Paralelamente, o futuro da comissão técnica também aparece como um dos pontos centrais desse processo. A indefinição sobre o comando e a abertura para novas ideias indicam que a reeleição de Pérez pode vir acompanhada de uma reestruturação no banco de reservas, inclusive com a possibilidade de um treinador com maior autonomia para moldar o elenco. Além disso, há discussões internas sobre mudanças na própria estrutura de gestão do futebol, como a criação de um cargo intermediário — uma espécie de “team manager” — para melhorar a relação entre jogadores, comissão técnica e diretoria após episódios de desgaste ao longo da temporada.

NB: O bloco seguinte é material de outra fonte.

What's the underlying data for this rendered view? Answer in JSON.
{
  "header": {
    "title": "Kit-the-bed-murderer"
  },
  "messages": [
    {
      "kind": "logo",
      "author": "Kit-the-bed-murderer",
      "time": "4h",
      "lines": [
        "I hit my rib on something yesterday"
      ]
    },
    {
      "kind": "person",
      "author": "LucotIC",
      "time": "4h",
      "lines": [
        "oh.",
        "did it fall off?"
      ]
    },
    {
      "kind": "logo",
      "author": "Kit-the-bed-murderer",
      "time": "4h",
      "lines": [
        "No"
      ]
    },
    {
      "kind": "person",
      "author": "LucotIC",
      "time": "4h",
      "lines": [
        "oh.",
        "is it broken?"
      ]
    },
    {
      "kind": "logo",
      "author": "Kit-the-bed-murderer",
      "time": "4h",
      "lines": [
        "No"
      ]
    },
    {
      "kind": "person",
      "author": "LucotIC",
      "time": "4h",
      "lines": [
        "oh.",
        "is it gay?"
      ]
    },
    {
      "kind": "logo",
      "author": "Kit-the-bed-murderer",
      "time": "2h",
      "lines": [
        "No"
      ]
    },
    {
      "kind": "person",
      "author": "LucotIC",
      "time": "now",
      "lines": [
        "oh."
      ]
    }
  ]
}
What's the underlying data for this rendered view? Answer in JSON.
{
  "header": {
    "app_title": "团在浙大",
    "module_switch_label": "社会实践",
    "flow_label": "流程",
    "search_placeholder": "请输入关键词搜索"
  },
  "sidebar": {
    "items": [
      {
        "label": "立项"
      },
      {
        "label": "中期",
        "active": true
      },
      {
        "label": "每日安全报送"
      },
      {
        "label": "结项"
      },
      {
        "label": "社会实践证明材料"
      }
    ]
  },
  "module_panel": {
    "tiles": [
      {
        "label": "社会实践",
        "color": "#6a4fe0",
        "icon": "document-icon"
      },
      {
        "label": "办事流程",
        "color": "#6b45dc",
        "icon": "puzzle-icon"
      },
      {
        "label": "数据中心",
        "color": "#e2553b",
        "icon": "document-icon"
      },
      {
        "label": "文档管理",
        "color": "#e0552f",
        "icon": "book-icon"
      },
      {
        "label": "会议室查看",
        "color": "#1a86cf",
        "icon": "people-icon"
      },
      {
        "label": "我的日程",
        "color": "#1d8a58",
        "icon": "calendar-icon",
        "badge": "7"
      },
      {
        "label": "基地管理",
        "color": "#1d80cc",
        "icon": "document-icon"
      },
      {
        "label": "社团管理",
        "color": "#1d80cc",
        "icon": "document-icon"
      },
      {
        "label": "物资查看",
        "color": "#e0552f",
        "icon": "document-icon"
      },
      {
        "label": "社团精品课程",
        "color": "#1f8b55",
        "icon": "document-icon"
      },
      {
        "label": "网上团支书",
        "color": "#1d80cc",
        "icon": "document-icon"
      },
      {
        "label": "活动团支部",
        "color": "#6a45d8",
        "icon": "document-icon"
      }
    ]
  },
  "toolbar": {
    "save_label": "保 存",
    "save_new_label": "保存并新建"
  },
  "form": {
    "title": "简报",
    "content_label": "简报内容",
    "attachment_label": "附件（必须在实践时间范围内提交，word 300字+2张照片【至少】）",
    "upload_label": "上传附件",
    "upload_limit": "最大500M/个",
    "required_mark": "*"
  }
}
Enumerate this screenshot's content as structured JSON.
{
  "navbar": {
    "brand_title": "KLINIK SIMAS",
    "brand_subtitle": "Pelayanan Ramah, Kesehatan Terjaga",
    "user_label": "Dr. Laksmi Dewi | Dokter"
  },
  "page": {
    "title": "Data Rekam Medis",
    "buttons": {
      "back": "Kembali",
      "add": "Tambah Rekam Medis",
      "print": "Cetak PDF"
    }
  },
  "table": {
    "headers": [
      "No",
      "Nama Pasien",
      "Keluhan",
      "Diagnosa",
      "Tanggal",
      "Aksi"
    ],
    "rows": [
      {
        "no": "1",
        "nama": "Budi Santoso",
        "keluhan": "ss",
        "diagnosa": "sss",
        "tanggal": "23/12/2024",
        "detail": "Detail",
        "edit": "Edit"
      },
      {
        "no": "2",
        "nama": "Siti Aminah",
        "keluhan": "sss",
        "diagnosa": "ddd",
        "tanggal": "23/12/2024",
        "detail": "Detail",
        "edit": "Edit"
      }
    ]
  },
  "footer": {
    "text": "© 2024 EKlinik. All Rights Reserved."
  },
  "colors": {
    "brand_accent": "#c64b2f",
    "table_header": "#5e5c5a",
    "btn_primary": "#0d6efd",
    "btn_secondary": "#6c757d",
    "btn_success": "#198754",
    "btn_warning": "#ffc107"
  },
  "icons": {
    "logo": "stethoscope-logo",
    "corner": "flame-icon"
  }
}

Outro indicativo de transformação está na condução de decisões estratégicas mesmo antes do fim do processo eleitoral. O clube já se movimenta no mercado, como na recompra de jovens talentos, mas deixa claro que a permanência desses atletas dependerá do perfil do próximo treinador e do projeto esportivo adotado. Isso evidencia que o planejamento do Real Madrid está condicionado não apenas à continuidade política, mas também à redefinição técnica da equipe.
Dessa forma, caso Florentino Pérez seja confirmado no cargo, a tendência é que o Real Madrid entre em uma nova fase de ajustes estruturais, com mudanças graduais — porém relevantes — no elenco e na comissão técnica. Mais do que uma revolução imediata, o clube sinaliza para uma reformulação planejada, alinhada à necessidade de recuperar consistência competitiva e preservar seu protagonismo no cenário europeu.